Обычно каждый, кто оказывался тут впервые, начинал плакать. И эта девушка выглядела так, будто тоже не станет исключением. Она вошла с портфелем и деловито пожала руку Грейс, как и полагается истинному профессионалу, каковым она являлась или, по крайней мере, хотела казаться. Затем девушка присела на кушетку, закинув затянутые в саржевые брюки ноги одну на другую. А потом, как будто внезапно осознав, где находится, восторженно выдохнула.
– Ух ты! – Девушку звали Ребекка Уэйн (за несколько минут до встречи Грейс проверила это дважды). – Мне не приходилось бывать в кабинете у психоаналитика с тех пор, как я окончила колледж.
Грейс, сидя, как обычно, на стуле, скрестив ноги, которые были куда короче, чем у ее гостьи, не удержалась и подалась вперед.
– Тут все так странно и необычно! Как только сюда заходишь, сразу хочется начать орать во всю глотку о самом сокровенном и рыдать.
– Салфеток здесь хватает, – улыбнулась Грейс.

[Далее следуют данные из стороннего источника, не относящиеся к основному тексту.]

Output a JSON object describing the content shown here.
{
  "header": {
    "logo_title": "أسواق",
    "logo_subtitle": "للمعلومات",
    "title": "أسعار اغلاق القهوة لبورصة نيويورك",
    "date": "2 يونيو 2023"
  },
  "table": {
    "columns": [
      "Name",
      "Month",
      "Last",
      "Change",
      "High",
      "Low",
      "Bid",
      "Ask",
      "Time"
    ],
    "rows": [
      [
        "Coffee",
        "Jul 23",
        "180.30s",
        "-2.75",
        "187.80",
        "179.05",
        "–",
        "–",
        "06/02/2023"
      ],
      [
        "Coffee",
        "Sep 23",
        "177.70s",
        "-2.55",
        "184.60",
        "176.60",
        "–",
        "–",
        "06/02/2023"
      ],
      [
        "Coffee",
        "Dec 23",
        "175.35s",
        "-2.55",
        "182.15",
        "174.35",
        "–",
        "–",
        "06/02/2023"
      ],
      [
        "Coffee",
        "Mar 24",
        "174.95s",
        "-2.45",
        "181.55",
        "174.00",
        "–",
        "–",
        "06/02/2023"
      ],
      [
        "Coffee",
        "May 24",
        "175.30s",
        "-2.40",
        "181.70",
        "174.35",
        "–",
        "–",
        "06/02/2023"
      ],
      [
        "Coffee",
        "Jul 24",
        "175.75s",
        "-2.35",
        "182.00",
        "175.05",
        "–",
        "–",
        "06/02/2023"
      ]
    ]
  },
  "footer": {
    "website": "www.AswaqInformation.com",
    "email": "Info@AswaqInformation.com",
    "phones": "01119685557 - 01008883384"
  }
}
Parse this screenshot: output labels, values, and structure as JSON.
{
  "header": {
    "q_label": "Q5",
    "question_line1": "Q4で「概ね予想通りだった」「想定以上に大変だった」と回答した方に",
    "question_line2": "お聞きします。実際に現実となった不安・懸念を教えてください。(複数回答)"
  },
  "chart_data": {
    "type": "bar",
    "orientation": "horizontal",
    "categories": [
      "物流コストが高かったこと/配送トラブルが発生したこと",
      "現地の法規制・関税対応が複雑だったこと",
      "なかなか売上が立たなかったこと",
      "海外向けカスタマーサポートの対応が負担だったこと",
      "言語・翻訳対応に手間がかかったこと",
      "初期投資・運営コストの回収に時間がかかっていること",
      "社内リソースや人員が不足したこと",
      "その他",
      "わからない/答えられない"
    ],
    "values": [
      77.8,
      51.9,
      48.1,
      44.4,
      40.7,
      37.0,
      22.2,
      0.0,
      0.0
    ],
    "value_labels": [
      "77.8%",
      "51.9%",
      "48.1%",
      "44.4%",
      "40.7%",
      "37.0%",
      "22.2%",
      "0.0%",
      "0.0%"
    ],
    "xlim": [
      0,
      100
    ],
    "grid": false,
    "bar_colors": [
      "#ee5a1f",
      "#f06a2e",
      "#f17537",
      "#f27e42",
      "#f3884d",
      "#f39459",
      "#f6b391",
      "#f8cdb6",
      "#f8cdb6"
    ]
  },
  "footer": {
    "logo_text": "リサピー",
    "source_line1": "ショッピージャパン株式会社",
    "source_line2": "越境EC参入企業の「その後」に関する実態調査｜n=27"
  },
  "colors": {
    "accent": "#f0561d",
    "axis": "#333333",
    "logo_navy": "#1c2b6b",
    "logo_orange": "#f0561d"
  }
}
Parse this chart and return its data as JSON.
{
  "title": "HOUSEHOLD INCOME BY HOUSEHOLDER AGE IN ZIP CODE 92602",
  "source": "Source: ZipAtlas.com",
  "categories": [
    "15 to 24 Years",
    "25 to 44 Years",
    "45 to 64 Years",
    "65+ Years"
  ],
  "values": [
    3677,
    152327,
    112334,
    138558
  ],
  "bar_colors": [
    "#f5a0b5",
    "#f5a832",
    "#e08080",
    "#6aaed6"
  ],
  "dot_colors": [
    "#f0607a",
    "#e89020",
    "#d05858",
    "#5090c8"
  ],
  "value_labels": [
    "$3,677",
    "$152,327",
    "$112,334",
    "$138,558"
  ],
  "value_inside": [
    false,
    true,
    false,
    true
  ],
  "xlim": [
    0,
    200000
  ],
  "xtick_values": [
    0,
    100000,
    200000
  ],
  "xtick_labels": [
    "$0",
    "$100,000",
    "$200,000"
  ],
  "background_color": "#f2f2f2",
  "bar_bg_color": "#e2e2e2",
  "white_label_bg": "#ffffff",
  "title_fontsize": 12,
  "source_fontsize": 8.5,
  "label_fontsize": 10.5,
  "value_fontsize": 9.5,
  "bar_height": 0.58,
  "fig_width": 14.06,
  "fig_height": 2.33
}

Сколько же раз она сидела вот на этом самом стуле, скрестив ноги совсем как сейчас и прислушиваясь к набирающим силу рыданиям. А плакали тут так часто, что однажды ей представилось, будто кабинет полностью оказался под водой. Совсем как в одной из сказочных историй Бетти Макдональд, которые Грейс так любила в детстве. Там девочка-плакса никак не могла остановиться, пока не оказалась по горло в слезах. Когда в кабинете начинал царствовать гнев, – и неважно, выражалось ли это в крике или в ядовитом упорном молчании, – ей представлялось, будто стены, выкрашенные в безобидный кремовый цвет, темнеют от этой ярости. Когда же побеждало примирение и торжествовало счастье, ей иногда чудился аромат сосновой хвои, как летом на озере.
– Это всего лишь самая обыкновенная комната, – ободряюще произнесла Грейс. – С самой заурядной мебелью.
– Верно. – Ребекка осмотрелась, словно в поисках подтверждения этих слов. Комната, служившая кабинетом, где Грейс давала консультации, была обставлена с величайшей тщательностью, чтобы одновременно отвечать нескольким требованиям. Она достаточно уютная, но не располагает к панибратству, домашняя, но не задевает личность гостя, а некоторые детали были хорошо знакомы каждому посетителю. Например, висевший у двери плакат с репродукцией Элиота Портера – фото с березами – разве не у каждого где-то в свое время обязательно красовался точно такой же? Может, в спальне или летнем домике… Или красный безворсовый коврик на полу, бежевая кушетка или кожаное крутящееся кресло самой Грейс. Тут же стоял стеклянный журнальный столик с пачкой салфеток в кожаной подставке, в углу расположился сосновый письменный стол. В его ящиках хранились блокноты с отрывными листочками, а еще списки психофармакологов, детских психологов, гипнотерапевтов, помогающих бросить курить, агентов по недвижимости, агентов из бюро путешествий, специалистов по минимизации налогов на имущество, адвокатов, специализирующихся на разводах.
На письменном столе в причудливой глиняной кружке, которую слепил в первом классе ее сын Генри, топорщились ручки и карандаши. Эта кружка в течение лет много раз становилась объектом для пространных комментариев. Каких только воспоминаний из прошлого она не вызывала у посетителей! Здесь же стояла и белая керамическая лампа с холщовым абажуром, бросающим рассеянный свет на все происходящее в комнате.